Teeth whitening products work on the two types of stains found on teeth: extrinsic and intrinsic. Extrinsic designates stains that are on the surface of the enamel. Toothpastes are highly effective at attacking extrinsic stains. However, they are not able to reach and affect stains that are underneath the enamel. These stains are known as intrinsic. They are inside the tooth and show through the enamel.
One of the main active ingredients in our teeth whitening products is Carbamide peroxide (Urea Peroxide), which is an oxidizer that is effective as a disinfectant and bleaching agent. When used in TheraBreath teeth whitening products the Carbamide peroxide (Urea Peroxide) removes staining within the teeth enamel.
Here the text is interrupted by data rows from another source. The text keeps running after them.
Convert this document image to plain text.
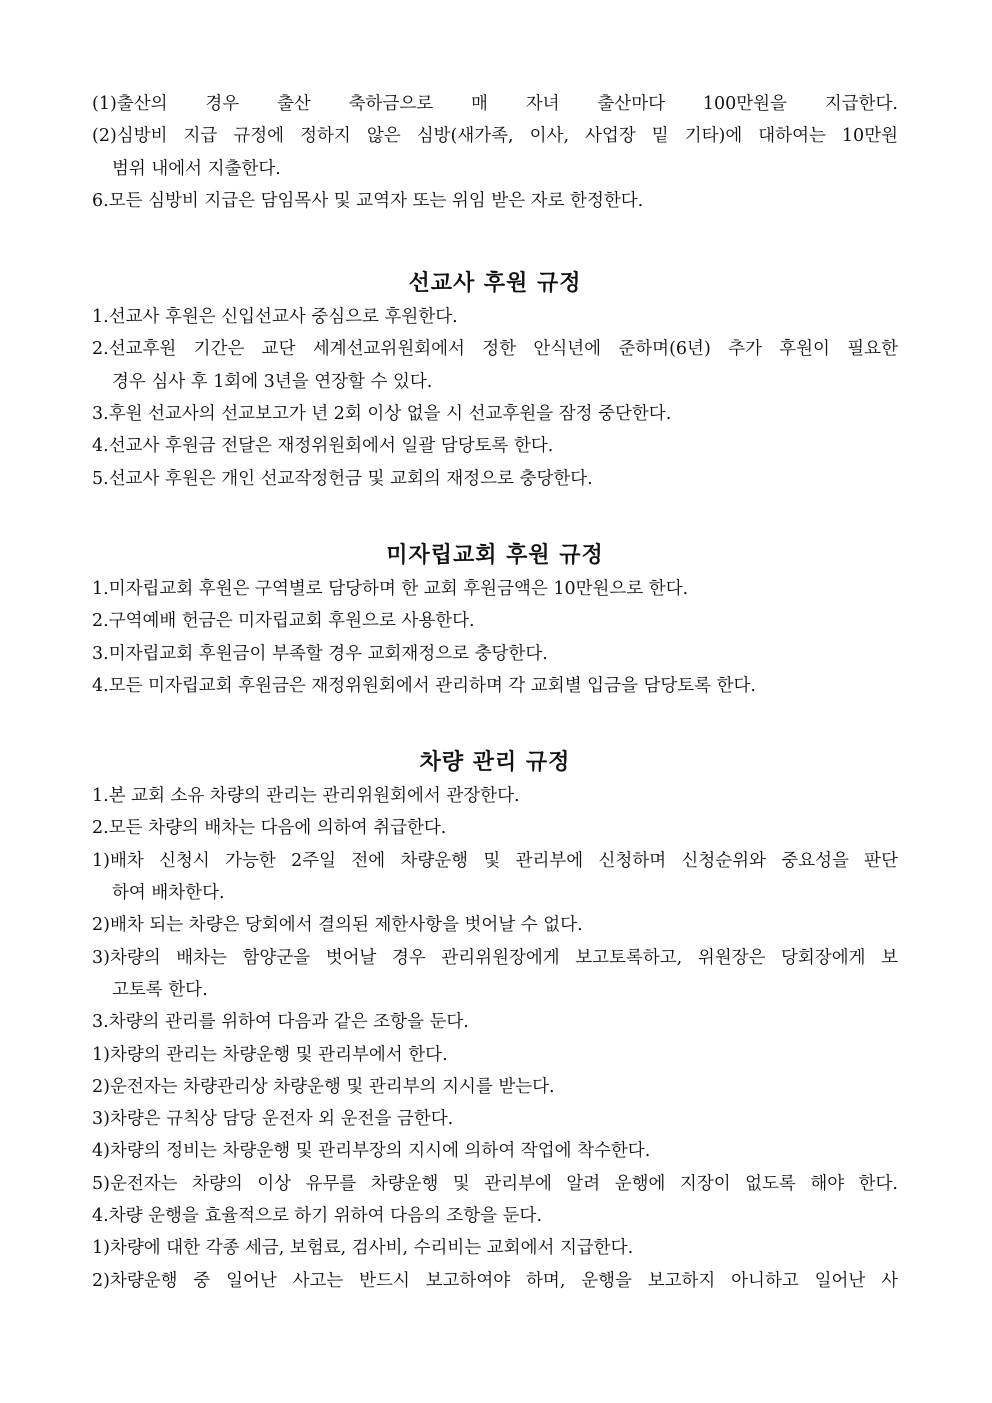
(1)출산의 경우 출산 축하금으로 매 자녀 출산마다 100만원을 지급한다.
(2)심방비 지급 규정에 정하지 않은 심방(새가족, 이사, 사업장 밑 기타)에 대하여는 10만원
범위 내에서 지출한다.
6.모든 심방비 지급은 담임목사 및 교역자 또는 위임 받은 자로 한정한다.
선교사 후원 규정
1.선교사 후원은 신입선교사 중심으로 후원한다.
2.선교후원 기간은 교단 세계선교위원회에서 정한 안식년에 준하며(6년) 추가 후원이 필요한
경우 심사 후 1회에 3년을 연장할 수 있다.
3.후원 선교사의 선교보고가 년 2회 이상 없을 시 선교후원을 잠정 중단한다.
4.선교사 후원금 전달은 재정위원회에서 일괄 담당토록 한다.
5.선교사 후원은 개인 선교작정헌금 및 교회의 재정으로 충당한다.
미자립교회 후원 규정
1.미자립교회 후원은 구역별로 담당하며 한 교회 후원금액은 10만원으로 한다.
2.구역예배 헌금은 미자립교회 후원으로 사용한다.
3.미자립교회 후원금이 부족할 경우 교회재정으로 충당한다.
4.모든 미자립교회 후원금은 재정위원회에서 관리하며 각 교회별 입금을 담당토록 한다.
차량 관리 규정
1.본 교회 소유 차량의 관리는 관리위원회에서 관장한다.
2.모든 차량의 배차는 다음에 의하여 취급한다.
1)배차 신청시 가능한 2주일 전에 차량운행 및 관리부에 신청하며 신청순위와 중요성을 판단
하여 배차한다.
2)배차 되는 차량은 당회에서 결의된 제한사항을 벗어날 수 없다.
3)차량의 배차는 함양군을 벗어날 경우 관리위원장에게 보고토록하고, 위원장은 당회장에게 보
고토록 한다.
3.차량의 관리를 위하여 다음과 같은 조항을 둔다.
1)차량의 관리는 차량운행 및 관리부에서 한다.
2)운전자는 차량관리상 차량운행 및 관리부의 지시를 받는다.
3)차량은 규칙상 담당 운전자 외 운전을 금한다.
4)차량의 정비는 차량운행 및 관리부장의 지시에 의하여 작업에 착수한다.
5)운전자는 차량의 이상 유무를 차량운행 및 관리부에 알려 운행에 지장이 없도록 해야 한다.
4.차량 운행을 효율적으로 하기 위하여 다음의 조항을 둔다.
1)차량에 대한 각종 세금, 보험료, 검사비, 수리비는 교회에서 지급한다.
2)차량운행 중 일어난 사고는 반드시 보고하여야 하며, 운행을 보고하지 아니하고 일어난 사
Whitening teeth also makes teeth sensitive for a period of time after the application has been removed. The very action that lifts stains causes the sensitivity. Dentinal tubules in the tooth extend from the nerve to the external surface. Normally, there is fluid inside of the tubules and when the fluid moves around, it causes sensitivity. Minerals found in saliva plug the external end of the tubes, stopping movement and resultant sensitivity. The bleaching action of the peroxide dissolves the mineral plugs, allowing movement of the fluid and causing sensitivity. These problems are normal and will go usually away after a short period of time. Solutions are available that lessen the sensitivity as well as shortening the amount of time that the sensation is felt.
It is not unusual to have white spots on the gums after a treatment. When peroxide comes into contact with the gums, it bleaches the area and causes soreness. This is also a temporary discomfort, but can be treated by applying liquid vitamin E onto the affected area. The problem can be avoided by applying Vaseline to the gums before treatment, or wiping off excess bleach after a tray has been applied. Also, spit out any bleach remaining in the mouth after a treatment to avoid contact with the gums.
The overall effect of teeth whitening products last for quite some time provided the user stays away from consuming agents that stain. Not changing consumption habits leads to teeth returning to the state they were in before treatment. Teeth may also need to be touched up from time to time.
Users of teeth whitening products state they receive a lot of satisfaction from having bright teeth. The process, while time consuming, takes a relatively short time out of your day to achieve results that last for quite some time.